«Pour peu que vous le vouliez, dit Benito, nous planterons des arbres sur la jangada!
Oh! des arbres! répondit Minha.
—Pourquoi pas? reprit Manoel. Transportés avec de bonne terre sur cette solide plate-forme, je suis certain qu'ils prospéreraient, d'autant mieux qu'il n'y a pas de changements de climat à craindre pour eux, puisque l'Amazone court invariablement sous le même parallèle!
—D'ailleurs, répondit Benito, est-ce que le fleuve ne charrie pas chaque jour des îlots de verdure, arrachés aux berges des îles et du fleuve? Ne passent-ils pas avec leurs arbres, leurs bosquets, leurs buissons, leurs rochers, leurs prairies, pour aller, à huit cents lieues d'ici, se perdre dans l'Atlantique?
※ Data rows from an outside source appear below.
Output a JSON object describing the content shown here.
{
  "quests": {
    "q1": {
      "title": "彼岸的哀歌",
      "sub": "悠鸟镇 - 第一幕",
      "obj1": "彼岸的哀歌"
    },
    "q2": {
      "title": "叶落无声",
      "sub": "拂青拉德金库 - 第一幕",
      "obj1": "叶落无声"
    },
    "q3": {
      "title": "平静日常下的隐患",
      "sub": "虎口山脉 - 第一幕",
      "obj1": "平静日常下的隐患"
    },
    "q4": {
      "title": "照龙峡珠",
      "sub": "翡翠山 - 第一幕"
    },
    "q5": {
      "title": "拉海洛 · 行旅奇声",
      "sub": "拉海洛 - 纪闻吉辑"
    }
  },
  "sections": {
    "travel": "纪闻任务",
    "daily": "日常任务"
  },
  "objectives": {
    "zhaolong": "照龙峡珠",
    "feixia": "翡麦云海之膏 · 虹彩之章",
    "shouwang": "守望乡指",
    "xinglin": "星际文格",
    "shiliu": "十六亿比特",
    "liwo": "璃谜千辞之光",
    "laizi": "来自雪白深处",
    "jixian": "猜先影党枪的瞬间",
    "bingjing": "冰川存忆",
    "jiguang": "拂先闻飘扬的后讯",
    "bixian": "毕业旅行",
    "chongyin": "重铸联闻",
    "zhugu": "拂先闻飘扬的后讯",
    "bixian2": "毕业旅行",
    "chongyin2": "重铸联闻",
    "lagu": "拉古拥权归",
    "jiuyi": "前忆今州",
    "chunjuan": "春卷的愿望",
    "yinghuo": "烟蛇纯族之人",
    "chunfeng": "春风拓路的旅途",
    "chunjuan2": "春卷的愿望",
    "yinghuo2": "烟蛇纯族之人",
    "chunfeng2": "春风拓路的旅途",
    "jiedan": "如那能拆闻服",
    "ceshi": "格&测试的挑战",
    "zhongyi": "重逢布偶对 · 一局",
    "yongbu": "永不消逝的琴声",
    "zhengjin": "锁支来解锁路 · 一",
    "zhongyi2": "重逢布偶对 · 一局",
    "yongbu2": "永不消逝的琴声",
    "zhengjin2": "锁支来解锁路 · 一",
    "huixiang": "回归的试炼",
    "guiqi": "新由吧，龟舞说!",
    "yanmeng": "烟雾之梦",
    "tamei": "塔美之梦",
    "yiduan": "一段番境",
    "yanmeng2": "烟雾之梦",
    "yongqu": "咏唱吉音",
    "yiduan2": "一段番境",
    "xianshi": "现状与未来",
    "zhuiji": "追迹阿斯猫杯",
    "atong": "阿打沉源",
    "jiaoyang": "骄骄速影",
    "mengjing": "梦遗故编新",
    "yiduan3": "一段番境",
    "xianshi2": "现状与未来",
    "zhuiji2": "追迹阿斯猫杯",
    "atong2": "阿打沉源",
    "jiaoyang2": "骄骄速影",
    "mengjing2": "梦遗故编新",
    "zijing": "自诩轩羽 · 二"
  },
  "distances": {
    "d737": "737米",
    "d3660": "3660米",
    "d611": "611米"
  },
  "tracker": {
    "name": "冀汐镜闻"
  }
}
Pourquoi donc notre jangada ne se transformerait-elle pas en un jardin flottant?
—Voulez-vous une forêt, mademoiselle Lina? dit Fragoso, qui ne doutait de rien.
—Oui! une forêt! s'écria la jeune mulâtresse, une forêt avec ses oiseaux, ses singes!…
—Ses serpents, ses jaguars!… répliqua Benito.
—Ses Indiens, ses tribus nomades!… dit Manoel.
—Et même ses anthropophages!
—Mais où allez-vous donc, Fragoso? s'écria Minha, en voyant l'alerte barbier remonter la berge.